Changing strings at the beginning of a large file

Hi !
I have large CSV/TSV tables and I want to change some column names using a Julia program.
I think that loading these large tables into DataFrames will consume a lot or RAM and be slow as well.

My idea was to use readdlm()/writedlm() on each line of the file, but I think this is not very efficient to read and then rewrite each file line, because 99% of the file is unchanged.

To extend the discussion, when one want to modify a file at the very beginning or at a very specific position, is there a way to copy efficiently a large block of text that is unchanged ? Or the only possibility is to parse the file line by line ? In that case, is readdlm()/writedlm() the best solution for text file ?
Thanks for your comments ! :wink:

You can directly write at any position in a file using open, write, seek, close.
You find the needed functions in
https://docs.julialang.org/en/v1.7/base/io-network/#General-I/O

@oheil thank you very much for your answer. I did a toy program to test :slight_smile:
I have a simple table in “file.csv”

id	column1	column2	column3
row1	1	2	3
row2	4	5	6
row3	7	8	9

I want to replace “column” by “col”

io = open("file.csv", "r+")

# find the first tabulation
i = 1
while read(io, Char) != '\t'
    seek(io,i)
    i+=1
end
println(i) # 3

# find the first newline
i = 1
while read(io, Char) != '\n'
    seek(io,i)
    i+=1
end

println(i) # 27

# postion writing after the first tabulation
seek(io,3)
# write the new line
write(io, "col1\tcol2\tcol3")

close(io)

The result of this program is

id	col1	col2	col32	column3
row1	1	2	3
row2	4	5	6
row3	7	8	9

because my modification is shorter than the original one. I did not find a way to remove characters, how is it possible ?

That’s not possible, but you could overwrite the remaining characters with space. But this is of course not a general solution, just something you can do in your special example, which wouldn’t harm the later interpretation of the files content as a table.

@oheil thank you !
Indeed if I do

spaces = repeat(" ",9)
write(io, "col1\tcol2\tcol3$spaces")

I obtain

id	col1	col2	col3         
row1	1	2	3
row2	4	5	6
row3	7	8	9

But the name of the last column is not “col3”, it is "col3 " followed by 9 spaces. I suppose that it is an unavoidable limitation to keep in mind.

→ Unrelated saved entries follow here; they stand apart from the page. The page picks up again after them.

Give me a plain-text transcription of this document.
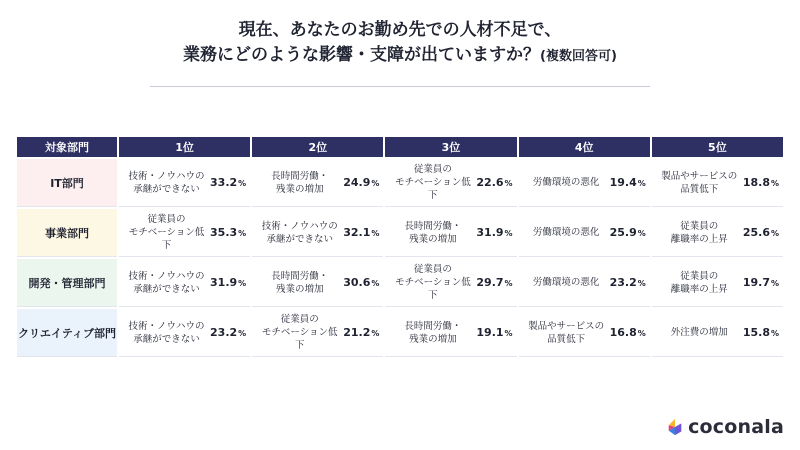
現在、あなたのお勤め先での人材不足で、
業務にどのような影響・支障が出ていますか？(複数回答可)
対象部門	1位	2位	3位	4位	5位
IT部門	技術・ノウハウの
承継ができない 33.2%	長時間労働・
残業の増加 24.9%	従業員の
モチベーション低下
22.6%	労働環境の悪化 19.4%	製品やサービスの
品質低下 18.8%

事業部門	従業員の
モチベーション低下
35.3%	技術・ノウハウの
承継ができない 32.1%	長時間労働・
残業の増加 31.9%	労働環境の悪化 25.9%	従業員の
離職率の上昇 25.6%

開発・管理部門	技術・ノウハウの
承継ができない 31.9%	長時間労働・
残業の増加 30.6%	従業員の
モチベーション低下
29.7%	労働環境の悪化 23.2%	従業員の
離職率の上昇 19.7%

クリエイティブ部門	技術・ノウハウの
承継ができない 23.2%	従業員の
モチベーション低下
21.2%	長時間労働・
残業の増加 19.1%	製品やサービスの
品質低下 16.8%	外注費の増加 15.8%
coconala
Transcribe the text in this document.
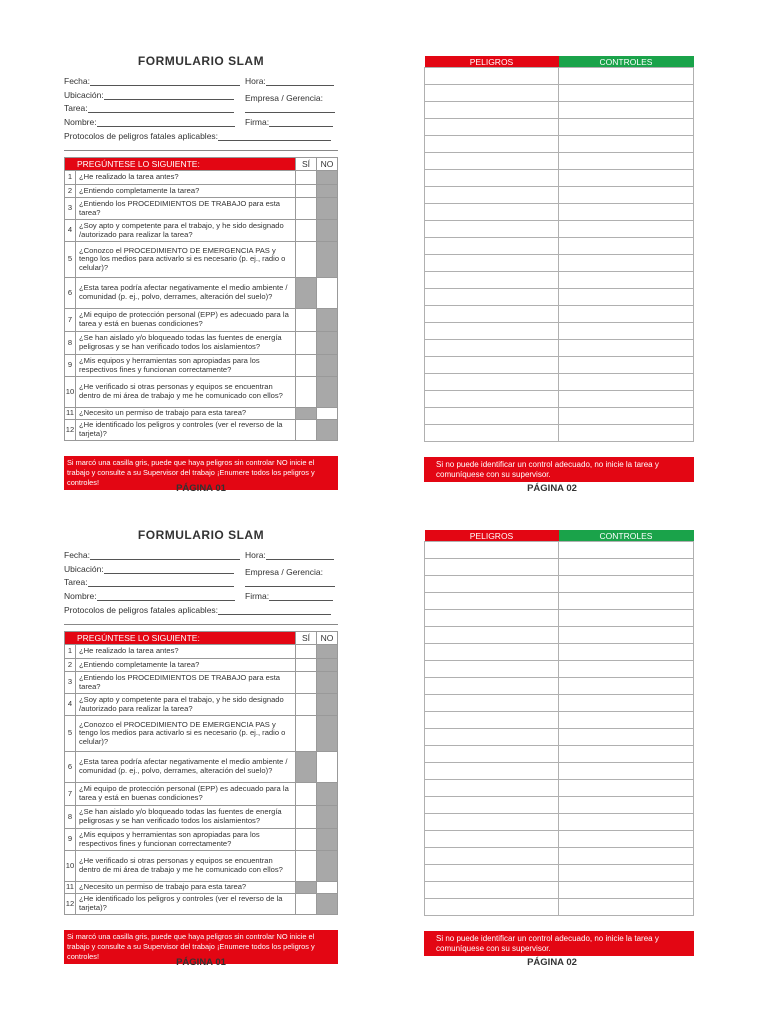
FORMULARIO SLAM
Fecha:	Hora:
Ubicación:	Empresa / Gerencia:
Tarea:
Nombre:	Firma:
Protocolos de peligros fatales aplicables:
PREGÚNTESE LO SIGUIENTE:		SÍ	NO
1	¿He realizado la tarea antes?		
2	¿Entiendo completamente la tarea?		
3	¿Entiendo los PROCEDIMIENTOS DE TRABAJO para esta tarea?		
4	¿Soy apto y competente para el trabajo, y he sido designado /autorizado para realizar la tarea?		
5	¿Conozco el PROCEDIMIENTO DE EMERGENCIA PAS y tengo los medios para activarlo si es necesario (p. ej., radio o celular)?		
6	¿Esta tarea podría afectar negativamente el medio ambiente / comunidad (p. ej., polvo, derrames, alteración del suelo)?		
7	¿Mi equipo de protección personal (EPP) es adecuado para la tarea y está en buenas condiciones?		
8	¿Se han aislado y/o bloqueado todas las fuentes de energía peligrosas y se han verificado todos los aislamientos?		
9	¿Mis equipos y herramientas son apropiadas para los respectivos fines y funcionan correctamente?		
10	¿He verificado si otras personas y equipos se encuentran dentro de mi área de trabajo y me he comunicado con ellos?		
11	¿Necesito un permiso de trabajo para esta tarea?		
12	¿He identificado los peligros y controles (ver el reverso de la tarjeta)?		
Si marcó una casilla gris, puede que haya peligros sin controlar NO inicie el trabajo y consulte a su Supervisor del trabajo ¡Enumere todos los peligros y controles!
PÁGINA 01
PELIGROS	CONTROLES

Si no puede identificar un control adecuado, no inicie la tarea y comuníquese con su supervisor.
PÁGINA 02
FORMULARIO SLAM
Fecha:	Hora:
Ubicación:	Empresa / Gerencia:
Tarea:
Nombre:	Firma:
Protocolos de peligros fatales aplicables:
PREGÚNTESE LO SIGUIENTE:		SÍ	NO
1	¿He realizado la tarea antes?		
2	¿Entiendo completamente la tarea?		
3	¿Entiendo los PROCEDIMIENTOS DE TRABAJO para esta tarea?		
4	¿Soy apto y competente para el trabajo, y he sido designado /autorizado para realizar la tarea?		
5	¿Conozco el PROCEDIMIENTO DE EMERGENCIA PAS y tengo los medios para activarlo si es necesario (p. ej., radio o celular)?		
6	¿Esta tarea podría afectar negativamente el medio ambiente / comunidad (p. ej., polvo, derrames, alteración del suelo)?		
7	¿Mi equipo de protección personal (EPP) es adecuado para la tarea y está en buenas condiciones?		
8	¿Se han aislado y/o bloqueado todas las fuentes de energía peligrosas y se han verificado todos los aislamientos?		
9	¿Mis equipos y herramientas son apropiadas para los respectivos fines y funcionan correctamente?		
10	¿He verificado si otras personas y equipos se encuentran dentro de mi área de trabajo y me he comunicado con ellos?		
11	¿Necesito un permiso de trabajo para esta tarea?		
12	¿He identificado los peligros y controles (ver el reverso de la tarjeta)?		
Si marcó una casilla gris, puede que haya peligros sin controlar NO inicie el trabajo y consulte a su Supervisor del trabajo ¡Enumere todos los peligros y controles!
PÁGINA 01
PELIGROS	CONTROLES

Si no puede identificar un control adecuado, no inicie la tarea y comuníquese con su supervisor.
PÁGINA 02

This can be improved in various ways, but if you don’t have any extreme requirements it should work just fine.

open(outfilename, "w") do output
    open(infilename, "r") do input
        header = readline(input, keep = true)
        # ...transform header...
        write(output, header)
        for line in eachline(input, keep = true)
            write(output, line)
        end
    end
end

Yes, that’s unavoidable.
But typically the software, which reads the data in, does a trim on the column names, so at the end, the column name should result in “col3” w/o the spaces. If you are in control of this even better, because that’s what you should do, when reading in data: always trim (remove leading and trailing spaces) from the data fields. At least when we are talking about data analysis.

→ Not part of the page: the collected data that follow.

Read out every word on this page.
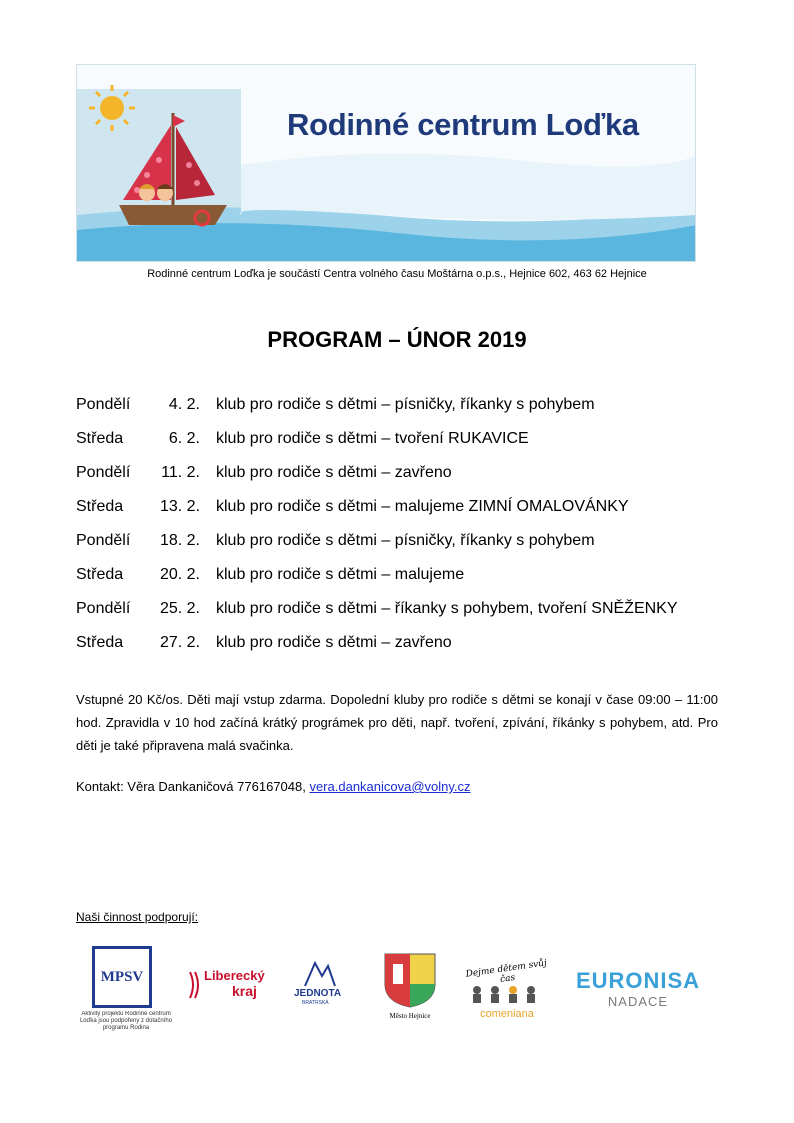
Rodinné centrum Loďka
Rodinné centrum Loďka je součástí Centra volného času Moštárna o.p.s., Hejnice 602, 463 62 Hejnice
PROGRAM – ÚNOR 2019
Pondělí	4. 2. klub pro rodiče s dětmi – písničky, říkanky s pohybem
Středa	6. 2. klub pro rodiče s dětmi – tvoření RUKAVICE
Pondělí	11. 2. klub pro rodiče s dětmi – zavřeno
Středa	13. 2. klub pro rodiče s dětmi – malujeme ZIMNÍ OMALOVÁNKY
Pondělí	18. 2. klub pro rodiče s dětmi – písničky, říkanky s pohybem
Středa	20. 2. klub pro rodiče s dětmi – malujeme
Pondělí	25. 2. klub pro rodiče s dětmi – říkanky s pohybem, tvoření SNĚŽENKY
Středa	27. 2. klub pro rodiče s dětmi – zavřeno
Vstupné 20 Kč/os. Děti mají vstup zdarma. Dopolední kluby pro rodiče s dětmi se konají v čase 09:00 – 11:00 hod. Zpravidla v 10 hod začíná krátký prográmek pro děti, např. tvoření, zpívání, říkánky s pohybem, atd. Pro děti je také připravena malá svačinka.
Kontakt: Věra Dankaničová 776167048, vera.dankanicova@volny.cz
Naši činnost podporují:
MPSV
Aktivity projektu Rodinné centrum Loďka jsou podpořeny z dotačního programu Rodina
Liberecký
kraj	JEDNOTA
BRATRSKÁ
Město Hejnice
Dejme dětem svůj čas
comeniana
EURONISA
NADACE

It’s actually about to avoid exactly this, because of large files with only small changes.

@GunnarFarneback, Your solution is similar to what I was about to do :slight_smile:

Yes, my idea, in this post, was to avoid a “waste of energy” by reading/writing many lines without any changes :wink:

If you have the space you need for rearranging the header line that’s fine. Otherwise there’s a big difference between reading everything at once into memory or just a line at a time. But if you want to improve on that I would do

open(outfilename, "w") do output
    open(infilename, "r") do input
        header = readline(input, keep = true)
        # ...transform header...
        write(output, header)
        while !eof(input)
            write(output, read(input, blocksize))
        end
    end
end

where you can tune blocksize depending on how much memory you want to handle at once and the characteristics of your file system.

Personally I wouldn’t bother with doing an in-place header change unless the file was gigantic, but in that case I just wouldn’t change it at all. Things like a column name with unexpected space padding will always come back to bite you at a later time.

1 Like

@GunnarFarneback thank you for your comment, the option to tune blocksize is interesting.

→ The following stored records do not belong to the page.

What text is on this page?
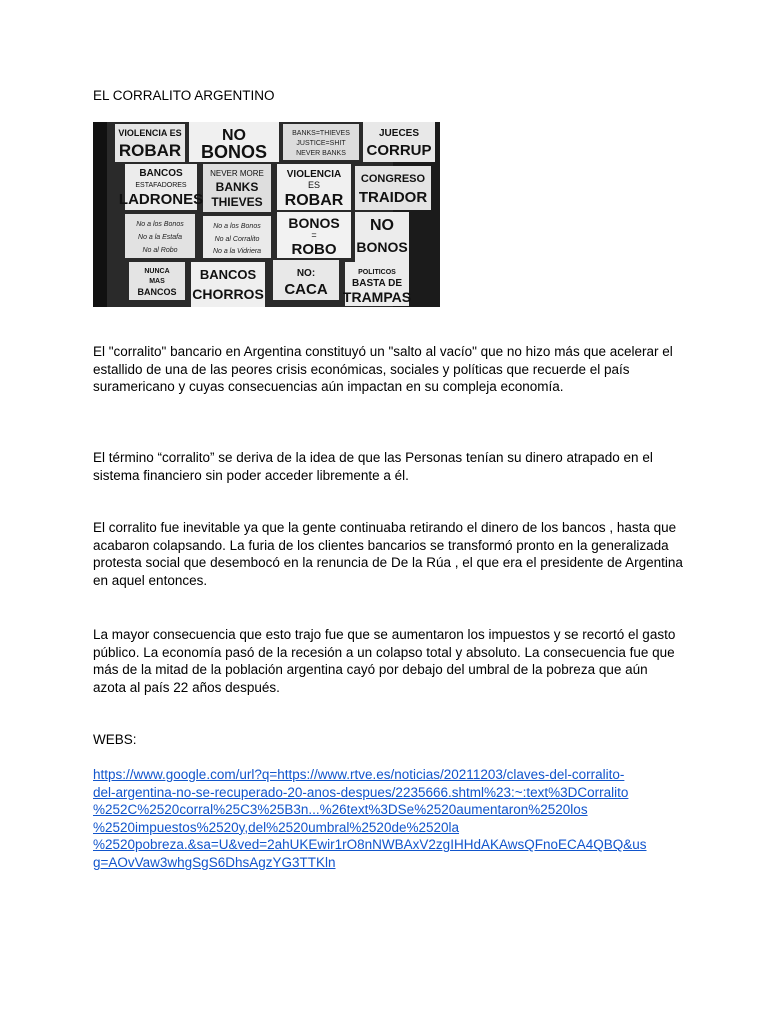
EL CORRALITO ARGENTINO
VIOLENCIA ES
ROBAR
NO
BONOS
BANKS=THIEVES
JUSTICE=SHIT
NEVER BANKS
JUECES
CORRUP
BANCOS
ESTAFADORES
LADRONES
NEVER MORE
BANKS
THIEVES
VIOLENCIA
ES
ROBAR
CONGRESO
TRAIDOR
No a los Bonos
No a la Estafa
No al Robo
No a los Bonos
No al Corralito
No a la Vidriera
BONOS
=
ROBO
NO
BONOS
NUNCA
MAS
BANCOS
BANCOS
CHORROS
NO:
CACA
POLITICOS
BASTA DE
TRAMPAS

El "corralito" bancario en Argentina constituyó un "salto al vacío" que no hizo más que acelerar el estallido de una de las peores crisis económicas, sociales y políticas que recuerde el país suramericano y cuyas consecuencias aún impactan en su compleja economía.

El término “corralito” se deriva de la idea de que las Personas tenían su dinero atrapado en el sistema financiero sin poder acceder libremente a él.

El corralito fue inevitable ya que la gente continuaba retirando el dinero de los bancos , hasta que acabaron colapsando. La furia de los clientes bancarios se transformó pronto en la generalizada protesta social que desembocó en la renuncia de De la Rúa , el que era el presidente de Argentina en aquel entonces.

La mayor consecuencia que esto trajo fue que se aumentaron los impuestos y se recortó el gasto público. La economía pasó de la recesión a un colapso total y absoluto. La consecuencia fue que más de la mitad de la población argentina cayó por debajo del umbral de la pobreza que aún azota al país 22 años después.

WEBS:

https://www.google.com/url?q=https://www.rtve.es/noticias/20211203/claves-del-corralito-
del-argentina-no-se-recuperado-20-anos-despues/2235666.shtml%23:~:text%3DCorralito
%252C%2520corral%25C3%25B3n...%26text%3DSe%2520aumentaron%2520los
%2520impuestos%2520y,del%2520umbral%2520de%2520la
%2520pobreza.&sa=U&ved=2ahUKEwir1rO8nNWBAxV2zgIHHdAKAwsQFnoECA4QBQ&us
g=AOvVaw3whgSgS6DhsAgzYG3TTKln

You could process the whole header line also as follows:

open(file, "r+") do io
    str1 = readline(io) 
    str2 = replace(str1,"column" => "col")
    str2 = rpad(str2, length(str1)-2) * "\n"
    seekstart(io)
    write(io, str2)
end

@rafael.guerra Thank you for this elegant solution :wink:

I realize the limitations of modifying a file without rewriting it since it is not possible to insert/remove characters. It is an interesting possibility when the number of characters modified is exactly the same than the original characters.